Monday, September 10, 2007

I can´t dance with you, you vote for National

And with those words, Ben makes himself very popular with other Kiwis.

But I´m getting ahead of myself. It´s been a long week. There was some walking, some drinking, vast amounts of legal drugs, some grumpiness, not enough sleep and some possibly not so good international relations.

So, once I´d recovered from the vomitting that follows a night of boozing, we had a quiet night and then prepared to spend the next day getting ready for the Inca Trail. Unfortunately, I made the mistake of ordering something with mushrooms in it for breakfast. I´m not allergic to mushrooms, merely intolerant. Extremely intolerant. Which is a pity, because I rather like them. Anyway, spent quite a lot of my day in the bathroom, admiring the decor and reminding myself to buy more toilet paper at the first opportunity. In the end, at about 8pm, I made Kruse go out and get me some stuff to make my bottom behave. Would have gone myself but feared an incident of horrific proportions.

Spent most of night floating back and forth from the bathroom to the bedroom. At about midnight I realised that I might also have a bladder infection. FUN! Too late to go to the chemist so instead I drink two litres of water and debate with myself and the bathroom wall as to the wisdom of getting up at 4.50am to do the Inca Trail, where I don´t think they have any chemists. Will Kruse be cross with me and the US$400 I will be throwing away if I do not go?

Manage about two hours sleep and decide that I really ought to go and to hell with the havoc the sad bottom etc. might play with my dignity on the trail. Things look up, however, as once we are picked up at 5.20am and travel for two hours with all the other people on our tour, we get to a village with a pharmacy. Much rejoycing, and as Kruse and Ben mark the start of the trail with shandies for breakfast, I march into the pharmacy, clutch my nether regions and announce ´have infection´. They give me drugs. More drugs, on top of the ones I have for my bottom. No shandies for breakfast for Penelope.

It is at breakfast that Ben notices the startling resemblance the three young English folk on our tour have to Harry Potter, Ron Weasley and Hermione Granger. Why would three young magicians do the Inca Trail? Harry doesn´t have his scar but as we have a black vivid felt pen with us, we think we can remedy the situation.

So, anyway, we, like, totally, do some walking for four days. It is all good and very much worth the vast sums of cash we paid. Am all for three course meals on a tramp. Very good tour company. Inca Trail is only 43 kms. PIFFLE. Could do it in my sleep. Of course, huff and puff my way for most of the uphill (second day walk for uphill for 12 kms, and go up to 4200 metres above sea level, almost 1100 metres in a few hours) and dance like a gazelle for the downhill.
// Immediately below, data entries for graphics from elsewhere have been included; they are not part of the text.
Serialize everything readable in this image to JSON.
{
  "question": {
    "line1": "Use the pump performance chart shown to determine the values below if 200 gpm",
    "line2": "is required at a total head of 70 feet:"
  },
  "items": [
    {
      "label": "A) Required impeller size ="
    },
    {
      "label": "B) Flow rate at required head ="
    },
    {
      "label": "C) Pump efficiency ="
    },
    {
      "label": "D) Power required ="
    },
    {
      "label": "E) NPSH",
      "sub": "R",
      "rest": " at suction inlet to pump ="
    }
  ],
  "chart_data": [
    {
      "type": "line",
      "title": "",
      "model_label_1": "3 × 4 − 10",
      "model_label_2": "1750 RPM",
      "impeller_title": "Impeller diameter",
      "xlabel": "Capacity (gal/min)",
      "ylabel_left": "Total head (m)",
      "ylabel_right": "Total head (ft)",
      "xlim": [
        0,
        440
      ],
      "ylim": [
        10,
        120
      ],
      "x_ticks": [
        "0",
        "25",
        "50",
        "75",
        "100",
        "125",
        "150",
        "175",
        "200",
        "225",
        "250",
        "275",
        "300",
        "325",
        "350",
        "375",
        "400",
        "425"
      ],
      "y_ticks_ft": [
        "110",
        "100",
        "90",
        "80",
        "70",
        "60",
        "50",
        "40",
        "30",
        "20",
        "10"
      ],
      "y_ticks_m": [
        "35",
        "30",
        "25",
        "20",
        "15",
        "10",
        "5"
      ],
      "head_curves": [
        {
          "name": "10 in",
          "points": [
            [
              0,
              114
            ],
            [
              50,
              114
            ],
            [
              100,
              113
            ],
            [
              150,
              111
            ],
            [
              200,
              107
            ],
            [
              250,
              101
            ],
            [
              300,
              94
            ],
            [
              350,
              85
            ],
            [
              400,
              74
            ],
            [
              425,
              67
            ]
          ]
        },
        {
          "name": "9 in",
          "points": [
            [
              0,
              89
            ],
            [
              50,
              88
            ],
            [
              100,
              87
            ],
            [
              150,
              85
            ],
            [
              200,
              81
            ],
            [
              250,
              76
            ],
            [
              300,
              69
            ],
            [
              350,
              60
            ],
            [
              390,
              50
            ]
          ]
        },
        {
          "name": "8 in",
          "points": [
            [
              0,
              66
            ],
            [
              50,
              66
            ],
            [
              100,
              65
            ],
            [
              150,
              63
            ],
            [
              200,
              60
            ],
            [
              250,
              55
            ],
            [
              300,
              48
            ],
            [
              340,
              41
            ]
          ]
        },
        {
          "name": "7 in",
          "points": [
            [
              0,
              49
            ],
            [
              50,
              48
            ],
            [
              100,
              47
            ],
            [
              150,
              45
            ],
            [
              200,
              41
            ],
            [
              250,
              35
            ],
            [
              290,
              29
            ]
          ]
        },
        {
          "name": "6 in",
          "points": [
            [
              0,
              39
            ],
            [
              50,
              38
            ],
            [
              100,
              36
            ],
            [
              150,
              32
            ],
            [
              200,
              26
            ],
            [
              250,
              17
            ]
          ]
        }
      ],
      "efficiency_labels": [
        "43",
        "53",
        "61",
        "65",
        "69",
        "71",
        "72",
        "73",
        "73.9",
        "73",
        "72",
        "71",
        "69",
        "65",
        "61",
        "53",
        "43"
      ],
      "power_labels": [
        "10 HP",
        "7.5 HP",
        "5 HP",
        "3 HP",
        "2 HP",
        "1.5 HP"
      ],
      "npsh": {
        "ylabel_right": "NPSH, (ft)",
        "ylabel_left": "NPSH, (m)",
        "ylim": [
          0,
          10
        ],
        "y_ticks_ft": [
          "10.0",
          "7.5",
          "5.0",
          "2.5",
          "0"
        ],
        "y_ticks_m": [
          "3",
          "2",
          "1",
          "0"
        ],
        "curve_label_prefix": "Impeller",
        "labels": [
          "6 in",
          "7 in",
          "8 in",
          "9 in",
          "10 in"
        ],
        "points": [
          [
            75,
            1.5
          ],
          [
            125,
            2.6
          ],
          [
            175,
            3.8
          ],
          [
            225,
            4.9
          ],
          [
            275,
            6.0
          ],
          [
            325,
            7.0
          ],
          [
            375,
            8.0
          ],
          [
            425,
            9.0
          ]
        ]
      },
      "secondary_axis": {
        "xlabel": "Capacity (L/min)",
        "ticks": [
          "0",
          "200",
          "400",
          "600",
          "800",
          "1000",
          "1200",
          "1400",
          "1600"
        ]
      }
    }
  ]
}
A gazelle with fecked knees, but a gazelle, nontheless. Kruse impressed the many people on the trail by doing the last two hours holding a six-pack he´d bought off the ladies who dot the Inca Trail with little stalls selling liquid.

Would I recommend it? Yes. It was all fancy and with ruins and porters only wearing sandals whilst carrying 25 kgs, and westerners like myself wearing tramping boots, outfitted entirely in Kathmandu and labouring under a pathetic six kilos. The porters would wake us with a cup of tea at 5am each morning. Ben got to share a tent with Harry Potter. Machu Picchu was pretty darn fancy, although quickly full of tourists. Kruse was told off for flying the NZ flag. Is tapu. Felt superior to all the lazy folk who had just turned up on a bus for the day. They have no idea.

We make friends with the Irish. Do not make friends with the Americans. Well, I sort of did. Kruse and Ben definitely did not endear themselves to two ladies. The Germans were quite fantastically German. The English were English. The French Canadians had good accents. I don´t think anyone will be forgetting the alcoholic Kiwis anytime soon. Kruse and Ben get the guide well and truly drunk at lunch on the last day as we wait for the train to get back to Cusco.

So, now back in Cusco wondering how the hell we can get out of this town, as it keeps sucking all our money. Checked bank balance and it is very sad, indeed. So many gringos here, which is hardly surprising, really, given that it´s the biggest tourist attraction in Peru. (Kruse adds ´if not South America´). Have gone to Irish bar and English bar, to watch rugby, and one may as well be anywhere but South America. Have high hopes for leaving for Bolivia tomorrow. However, there´s a good chance we´ll still be here tomorrow night. If only we still had Harry Potter, we could borrow his broomstick and fly away.

Am fairly positive that I had a great deal more to say about the Inca Trail but cannot remember any of it. All can really say, is that it really is rather fancy, hard on the knees and that I´d do it again but with a plastic poncho as well as a rain coat so that if it rained again, I could cover my sleeping mat. A wet sleeping mat is not so much fun. ´Spose I could have asked Harry Potter to magically dry it but think he is not supposed to use magic outside of school.

Irish man was really Ben Allan in disguise. Uncanny resemblance.